Journal
More


Clearwire – Moving Ahead with LTE? Will Sprint Nextel Be Bailing out on WiMax
8/8/2010
By PJLouis
Tags: Sprint, LTE, WiMax, Clearwire

Comments on article found at: http://online.wsj.com/article/SB10001424052748704017904575409860401340320.html?mod=WSJ_Tech_LEFTTopNews

I am still a supporter of WiMax as a 4G technology. However, we may be seeing market forces at work here. Buying network equipment is partially about leverage and numbers.

The fewer the network equipment buyers there are the less leverage that buying group has over the equipment suppliers. Carriers are always trying to leverage buying group strength to force vendors to lower prices. Carriers as a whole do not actually plan to buy as a group, however, vendors see carriers as a group.
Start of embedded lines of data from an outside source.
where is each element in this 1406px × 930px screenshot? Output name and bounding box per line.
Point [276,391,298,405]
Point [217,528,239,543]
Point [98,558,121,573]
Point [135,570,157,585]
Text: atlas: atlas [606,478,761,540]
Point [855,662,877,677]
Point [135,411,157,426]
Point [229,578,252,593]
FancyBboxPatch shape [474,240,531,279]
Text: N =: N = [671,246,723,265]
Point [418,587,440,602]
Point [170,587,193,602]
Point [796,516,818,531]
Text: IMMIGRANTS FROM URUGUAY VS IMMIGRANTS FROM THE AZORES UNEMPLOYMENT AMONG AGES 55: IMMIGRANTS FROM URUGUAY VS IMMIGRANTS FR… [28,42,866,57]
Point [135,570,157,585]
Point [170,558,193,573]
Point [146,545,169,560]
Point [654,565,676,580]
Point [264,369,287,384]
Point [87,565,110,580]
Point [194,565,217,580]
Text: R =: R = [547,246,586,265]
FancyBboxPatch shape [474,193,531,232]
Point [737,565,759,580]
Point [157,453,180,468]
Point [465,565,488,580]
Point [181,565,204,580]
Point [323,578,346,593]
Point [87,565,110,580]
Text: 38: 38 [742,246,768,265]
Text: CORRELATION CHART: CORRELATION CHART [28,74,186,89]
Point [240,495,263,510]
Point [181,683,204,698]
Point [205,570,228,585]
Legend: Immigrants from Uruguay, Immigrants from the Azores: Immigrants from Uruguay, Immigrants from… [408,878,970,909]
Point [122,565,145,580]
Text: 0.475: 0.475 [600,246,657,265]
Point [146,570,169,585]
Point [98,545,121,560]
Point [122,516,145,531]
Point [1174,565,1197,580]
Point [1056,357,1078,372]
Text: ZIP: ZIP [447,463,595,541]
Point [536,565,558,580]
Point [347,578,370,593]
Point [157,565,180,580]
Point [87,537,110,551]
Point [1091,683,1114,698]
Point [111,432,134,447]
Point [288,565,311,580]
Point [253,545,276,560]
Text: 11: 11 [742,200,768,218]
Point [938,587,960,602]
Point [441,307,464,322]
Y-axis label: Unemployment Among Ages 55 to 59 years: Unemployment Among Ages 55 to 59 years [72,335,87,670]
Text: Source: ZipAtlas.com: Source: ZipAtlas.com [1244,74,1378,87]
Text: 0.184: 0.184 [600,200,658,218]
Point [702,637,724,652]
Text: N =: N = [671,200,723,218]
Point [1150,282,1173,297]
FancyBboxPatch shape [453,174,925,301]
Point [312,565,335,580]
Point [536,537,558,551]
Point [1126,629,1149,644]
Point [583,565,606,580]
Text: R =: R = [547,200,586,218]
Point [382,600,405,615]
The more customers there are the lower the pricing (hopefully). Vendors have to be able to pay their bills. Economies of scale are achieved when there are massive numbers of buyers. This is what is driving Clearwire and Sprint Nextel (NYSE:S) towards carefully examining the potential for LTE.

What is occurring needs to be put in its proper context; money is driving the decisions towards testing LTE not technical capability. LTE essentially does not exist except in two places; labs and the minds of the engineers.

Is Clearwire doing the right thing? Despite what many talking heads on television are saying, we are still in a recession. People are still losing their jobs and people are spending less. This means one thing for the 4G market revolution, it is being slowed down by economics and not technology capability.

Unless there is a large spike in demand for 4G services that cannot be dealt with by 3G, Clearwire and Sprint Nextel are forced to examine the viability of LTE. As time passes, LTE gets closer to becoming a reality. Unless the market is demanding 4G services it would be bad fiscal management to invest in something that is not needed now. This is good carrier management.

There may be analysts out there who want to take a shot at Bill Morrow or even Dan Hesse over this issue; however, those analysts would be off-base. Looking at LTE given the current circumstances is simply good carrier management.

Clearwire and Sprint Nextel are facing a tough decision in the next 2 or 3 quarters.

In the past WiMax made good economic sense for greenfield deployments while LTE was better suited for the upgrade path.  Does this still hold true?  Does WiMax still have a future in developing countries?